Fortunately, Stiller doesn’t fully saturate his audience in this surreal fashion world. Christine Taylor (Stiller’s wife) plays Matilda, a Time magazine journalist, and the only main character with an IQ above 80—she’s the audience’s straight man entry point to the fashion world, and it’s often her eye-rolls at Zoolander’s stupidity that make certain scenes tolerable. Matilda puts forth most of the effort to wrangle the sworn enemies Zoolander and Hansel to join forces and stop the assassination attempt, and expose a history of male-models-turned-assassins. Without her, the whole film would be about Zoolander finally overcoming his inability to turn left. (In addition to his wife, Stiller’s dad Jerry appears as the founder of Zoolander’s modeling agency, Balls Models. Look for his mom and sister in brief appearances too.) Then again, neither Zoolander’s arc nor the assassination scheme would be enough on their own.

Wild brainwashing videos with Ferrell’s hysterically weird faces incite belly laughs, while often clever gags about Zoolander’s stupidity amuse. The plot is thin, the short runtime padded with montages and comic asides, but many of those asides are the best parts of Zoolander. When the protagonist’s roommates try to cheer him up early on with an “Orange Mocha Frappuccino”, the sequence, set to Wham!’s “Wake Me Up Before You Go-Go”, proceeds as Zoolander and his model friends perform for a camera that isn’t there. Soon they’re splashing each other at a gas station with windshield cleaner, and then gasoline. One of them lights a cigarette and—BOOM! Through the nonsensical humor, the production is actually top notch, especially the work by costume designer David C. Robinson. His ostentatious outfits for Mugatu and his henchwoman Katinka (Milla Jovovich) combine the most eccentric fashion touches with James Bond villainy.

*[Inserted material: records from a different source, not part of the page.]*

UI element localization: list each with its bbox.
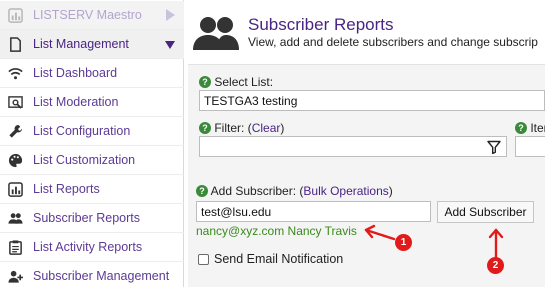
add-subscriber-input[interactable]: test@lsu.edu (196, 201, 431, 222)
caret-down-icon (165, 41, 175, 49)
sidebar-item-label: LISTSERV Maestro (33, 8, 142, 22)
sidebar-item-label: List Reports (33, 182, 100, 196)
sidebar-item-list-customization[interactable]: List Customization (0, 146, 184, 175)
sidebar-item-label: List Management (33, 37, 129, 51)
palette-icon (7, 152, 23, 168)
sidebar-item-label: List Customization (33, 153, 136, 167)
clear-filter-link[interactable]: Clear (252, 121, 281, 135)
users-icon (193, 16, 239, 50)
add-subscriber-button[interactable]: Add Subscriber (437, 201, 534, 223)
chart-icon (7, 7, 23, 23)
sidebar-item-label: List Moderation (33, 95, 119, 109)
help-icon[interactable]: ? (196, 185, 208, 197)
annotation-badge-2: 2 (487, 257, 504, 274)
annotation-badge-1: 1 (395, 234, 412, 251)
wrench-icon (7, 123, 23, 139)
send-email-checkbox[interactable] (198, 254, 209, 265)
caret-right-icon (166, 9, 175, 21)
send-email-label: Send Email Notification (214, 252, 344, 266)
wifi-icon (7, 65, 23, 81)
help-icon[interactable]: ? (199, 76, 211, 88)
sidebar-item-list-dashboard[interactable]: List Dashboard (0, 59, 184, 88)
sidebar-item-list-activity-reports[interactable]: List Activity Reports (0, 233, 184, 262)
document-icon (7, 36, 23, 52)
filter-input[interactable] (199, 136, 507, 157)
page-title: Subscriber Reports (248, 15, 394, 34)
search-list-icon (7, 94, 23, 110)
sidebar-item-subscriber-reports[interactable]: Subscriber Reports (0, 204, 184, 233)
sidebar-item-label: Subscriber Reports (33, 211, 140, 225)
sidebar: LISTSERV Maestro List Management List Da… (0, 0, 184, 287)
help-icon[interactable]: ? (199, 122, 211, 134)
sidebar-item-list-reports[interactable]: List Reports (0, 175, 184, 204)
bulk-operations-link[interactable]: Bulk Operations (303, 184, 388, 198)
help-icon[interactable]: ? (515, 122, 527, 134)
items-label: ? Iten (515, 121, 545, 135)
filter-icon[interactable] (487, 140, 501, 154)
sidebar-item-list-moderation[interactable]: List Moderation (0, 88, 184, 117)
subscriber-suggestion[interactable]: nancy@xyz.com Nancy Travis (196, 224, 357, 238)
bar-chart-icon (7, 181, 23, 197)
sidebar-item-subscriber-management[interactable]: Subscriber Management (0, 262, 184, 287)
select-list-label: ? Select List: (199, 75, 273, 89)
clipboard-icon (7, 239, 23, 255)
sidebar-item-label: List Configuration (33, 124, 131, 138)
users-icon (7, 210, 23, 226)
sidebar-item-list-configuration[interactable]: List Configuration (0, 117, 184, 146)
sidebar-item-label: List Dashboard (33, 66, 118, 80)
sidebar-item-label: Subscriber Management (33, 269, 170, 283)
items-input[interactable] (515, 136, 545, 157)
user-add-icon (7, 268, 23, 284)
add-subscriber-label: ? Add Subscriber: (Bulk Operations) (196, 184, 393, 198)
page-subtitle: View, add and delete subscribers and cha… (248, 35, 538, 49)
filter-label: ? Filter: (Clear) (199, 121, 284, 135)
sidebar-item-label: List Activity Reports (33, 240, 143, 254)
sidebar-item-list-management[interactable]: List Management (0, 30, 184, 59)
sidebar-item-listserv-maestro[interactable]: LISTSERV Maestro (0, 1, 184, 30)
select-list-dropdown[interactable]: TESTGA3 testing (199, 90, 545, 111)
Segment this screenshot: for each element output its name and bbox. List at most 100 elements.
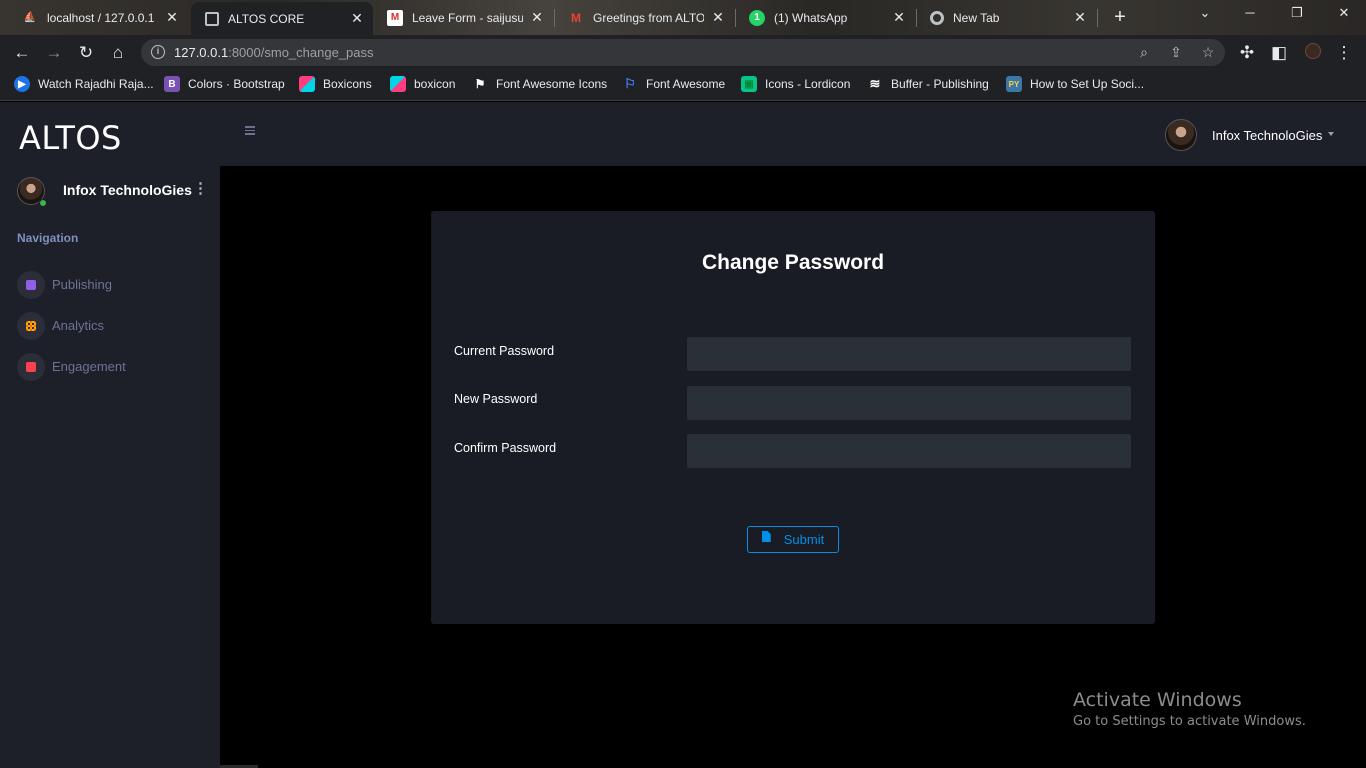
gmail-icon: M xyxy=(571,10,581,25)
bookmark-item[interactable]: ≋ Buffer - Publishing xyxy=(867,76,989,92)
topbar-user-name: Infox TechnoloGies xyxy=(1212,128,1323,143)
sidebar-item-label: Engagement xyxy=(52,359,126,374)
close-tab-icon[interactable]: ✕ xyxy=(710,9,726,26)
kebab-menu-icon[interactable]: ⋮ xyxy=(193,179,208,197)
close-tab-icon[interactable]: ✕ xyxy=(349,10,365,27)
top-navbar: Infox TechnoloGies xyxy=(220,102,1366,166)
browser-tab-strip: ⛵ localhost / 127.0.0.1 / ✕ ALTOS CORE ✕… xyxy=(0,0,1366,35)
phpmyadmin-icon: ⛵ xyxy=(23,12,37,23)
sidebar-item-publishing[interactable]: Publishing xyxy=(17,271,207,299)
avatar xyxy=(1165,119,1197,151)
confirm-password-label: Confirm Password xyxy=(454,441,557,455)
whatsapp-icon: 1 xyxy=(749,9,765,26)
new-password-label: New Password xyxy=(454,392,538,406)
bookmark-label: Watch Rajadhi Raja... xyxy=(38,77,154,91)
home-icon[interactable]: ⌂ xyxy=(108,43,128,63)
file-icon xyxy=(761,531,771,542)
bookmark-label: Colors · Bootstrap xyxy=(188,77,285,91)
bookmark-label: Boxicons xyxy=(323,77,372,91)
caret-down-icon xyxy=(1328,132,1334,136)
bookmark-label: Buffer - Publishing xyxy=(891,77,989,91)
bookmark-item[interactable]: boxicon xyxy=(390,76,455,92)
python-icon: PY xyxy=(1006,76,1022,92)
change-password-card: Change Password Current Password New Pas… xyxy=(431,211,1155,624)
bookmark-item[interactable]: ▣ Icons - Lordicon xyxy=(741,76,850,92)
sidebar-item-label: Analytics xyxy=(52,318,105,333)
browser-tab-greetings[interactable]: M Greetings from ALTOS ✕ xyxy=(554,4,734,31)
browser-tab-leave-form[interactable]: M Leave Form - saijusun ✕ xyxy=(373,4,553,31)
sidebar-item-label: Publishing xyxy=(52,277,112,292)
url-text[interactable]: 127.0.0.1:8000/smo_change_pass xyxy=(174,45,374,60)
bookmark-item[interactable]: ⚑ Font Awesome Icons xyxy=(472,76,608,92)
browser-tab-phpmyadmin[interactable]: ⛵ localhost / 127.0.0.1 / ✕ xyxy=(8,4,188,31)
bookmark-item[interactable]: Boxicons xyxy=(299,76,372,92)
current-password-field[interactable] xyxy=(687,337,1131,371)
back-arrow-icon[interactable]: ← xyxy=(12,43,32,63)
list-icon xyxy=(26,362,36,372)
bookmark-star-icon[interactable]: ☆ xyxy=(1199,44,1217,61)
bookmark-label: Font Awesome xyxy=(646,77,726,91)
flag-outline-icon: ⚐ xyxy=(624,76,636,91)
new-tab-icon[interactable]: + xyxy=(1109,6,1131,28)
close-tab-icon[interactable]: ✕ xyxy=(529,9,545,26)
submit-button[interactable]: Submit xyxy=(747,526,839,553)
bookmark-item[interactable]: ▶ Watch Rajadhi Raja... xyxy=(14,76,154,92)
browser-menu-icon[interactable]: ⋮ xyxy=(1334,43,1354,63)
watermark-subtitle: Go to Settings to activate Windows. xyxy=(1073,714,1306,729)
activate-windows-watermark: Activate Windows Go to Settings to activ… xyxy=(1073,689,1306,729)
grid-icon xyxy=(26,321,36,331)
site-info-icon[interactable]: i xyxy=(151,45,165,59)
restore-icon[interactable]: ❐ xyxy=(1287,5,1307,21)
reload-icon[interactable]: ↻ xyxy=(76,43,96,63)
close-tab-icon[interactable]: ✕ xyxy=(164,9,180,26)
browser-tab-new-tab[interactable]: New Tab ✕ xyxy=(916,4,1096,31)
page-title: Change Password xyxy=(701,251,885,274)
bookmark-label: boxicon xyxy=(414,77,456,91)
current-password-label: Current Password xyxy=(454,344,555,358)
boxicons-icon xyxy=(390,76,406,92)
online-status-dot xyxy=(39,199,47,207)
sidebar-item-engagement[interactable]: Engagement xyxy=(17,353,207,381)
bookmark-label: Font Awesome Icons xyxy=(496,77,608,91)
document-icon xyxy=(26,280,36,290)
confirm-password-field[interactable] xyxy=(687,434,1131,468)
close-tab-icon[interactable]: ✕ xyxy=(1072,9,1088,26)
sidebar-item-analytics[interactable]: Analytics xyxy=(17,312,207,340)
minimize-icon[interactable]: ─ xyxy=(1240,5,1260,20)
url-path: :8000/smo_change_pass xyxy=(228,45,374,60)
zoom-icon[interactable]: ⌕ xyxy=(1135,44,1153,61)
address-bar[interactable]: i 127.0.0.1:8000/smo_change_pass ⌕ ⇪ ☆ xyxy=(141,39,1225,66)
bookmark-item[interactable]: ⚐ Font Awesome xyxy=(622,76,725,92)
bookmarks-bar: ▶ Watch Rajadhi Raja... B Colors · Boots… xyxy=(0,70,1366,101)
forward-arrow-icon[interactable]: → xyxy=(44,43,64,63)
extensions-puzzle-icon[interactable]: ✣ xyxy=(1237,43,1257,63)
gmail-icon: M xyxy=(387,9,403,26)
watermark-title: Activate Windows xyxy=(1073,689,1242,711)
side-panel-icon[interactable]: ◧ xyxy=(1269,43,1289,63)
page-icon xyxy=(205,11,219,26)
browser-tab-whatsapp[interactable]: 1 (1) WhatsApp ✕ xyxy=(735,4,915,31)
sidebar-user-profile[interactable]: Infox TechnoloGies ⋮ xyxy=(17,175,208,207)
buffer-icon: ≋ xyxy=(869,76,881,91)
new-password-field[interactable] xyxy=(687,386,1131,420)
share-icon[interactable]: ⇪ xyxy=(1167,44,1185,61)
tab-search-icon[interactable]: ⌄ xyxy=(1195,5,1215,21)
chrome-icon xyxy=(930,10,944,25)
tab-separator xyxy=(1097,9,1098,27)
submit-label: Submit xyxy=(783,532,825,547)
browser-tab-altos-core[interactable]: ALTOS CORE ✕ xyxy=(191,2,373,35)
boxicons-icon xyxy=(299,76,315,92)
brand-logo[interactable]: ALTOS xyxy=(19,119,122,157)
bookmark-item[interactable]: B Colors · Bootstrap xyxy=(164,76,285,92)
lordicon-icon: ▣ xyxy=(741,76,757,92)
play-icon: ▶ xyxy=(14,76,30,92)
sidebar: ALTOS Infox TechnoloGies ⋮ Navigation Pu… xyxy=(0,102,220,768)
close-window-icon[interactable]: ✕ xyxy=(1334,5,1354,21)
bookmark-label: How to Set Up Soci... xyxy=(1030,77,1145,91)
profile-avatar-icon[interactable] xyxy=(1303,43,1323,63)
bookmark-item[interactable]: PY How to Set Up Soci... xyxy=(1006,76,1144,92)
close-tab-icon[interactable]: ✕ xyxy=(891,9,907,26)
flag-icon: ⚑ xyxy=(474,77,486,91)
hamburger-menu-icon[interactable] xyxy=(245,126,255,135)
nav-section-title: Navigation xyxy=(17,231,79,245)
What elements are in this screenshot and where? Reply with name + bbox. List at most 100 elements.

Although Stiller is perhaps best known for his neurotic, Woody Allen-esque characters from Flirting with Disaster and Meet the Parents, with Zoolander he harkens back to the parodying goofiness of his earliest video shorts—such as his bowling spoof on The Color of Money that earned him a brief spot on Saturday Night Live, and later his own sketch comedy show. Having made more than a dozen films together, Stiller and Wilson are at their prime here, whereas Ferrell’s outlandish villainy steals several scenes from them both. Zoolander may prevail on a singular joke that male models are dumb, but it’s a funny joke, actually, and Stiller finds countless ways to remind us just how dumb they are. There’s an old saying about actors, how one needs to be smart to effectively pretend to be stupid. If that’s true, Ben Stiller is a very smart man.